Wednesday Double Feature – What Dreams are These.
For this weeks selection I sort of went with dreams or to put it more closely films about personal fantasies… or at least that was the best explanation I can give at the moment for why I thought these two films would go together.
The first on my lis,t Dreamchild, was a film that as a Muppet fan I’d been wanting to see for a whole long time. It tells the story of an 80 year old Alice Hargreaves ne Liddell , the “real” Alice in Wonderland, who has been invited to New York to accept an honorary degree in honor of the 100th anniversary of the birth of Charles Dodgson aka Lewis Carrol.

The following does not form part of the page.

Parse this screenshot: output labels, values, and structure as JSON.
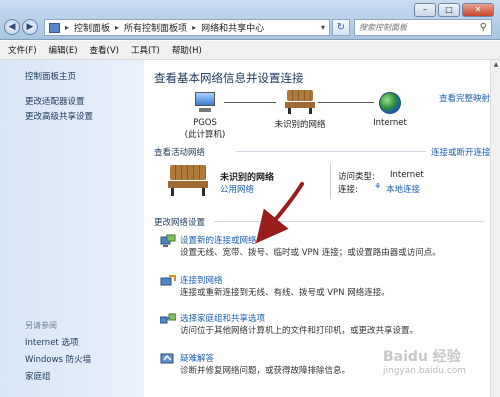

Alice is the last surviving member of her family and has accepted her mortality as this sinks in to her she begins to remember the events of her complicated relationship with Reverend Dodgson played with wonderfully by Ian Holm as well as starting to relive events of the book with all of the characters wonderfully recreated by Jim Henson’s Creature Shop. This is a poignant film about regret, mortality and the fantasy of memory.
For me the best part is how the Mock Turtle sequence is used to frame our story with the Mock Turtle becoming a stand in for Dodgson who, as the Gryphon says, “Has no sorrow, it’s just his fancy”.
The next film on my list was Heavenly Creatures by Peter Jackson. This film tells the story about the lead up to the 1954 Parker–Hulme murder case in Christchurch, New Zealand. Primarily dealing with the friendship between Pauline Parker, played by Melanie Lynskey, and Juliet Hulme played by Kate Winslet in her first role. The two girls meet at school and become fast friends together they start to create an elaborate fantasy world that is far more interesting than the real life in New Zealand. It’s only a matter of time before this world is better than the real thing and becomes tainted by sex, a bond between the two girls that goes far more that mere friendship and fear of being separated eventually leads to their brutal murder of Pauline’s mother.
I’m not sure what to make of this film it certainly is beautiful, written and performed and up to Jackson’s usual level of craft but ultimately I’m afraid I was not the target audience and didn’t really get into it.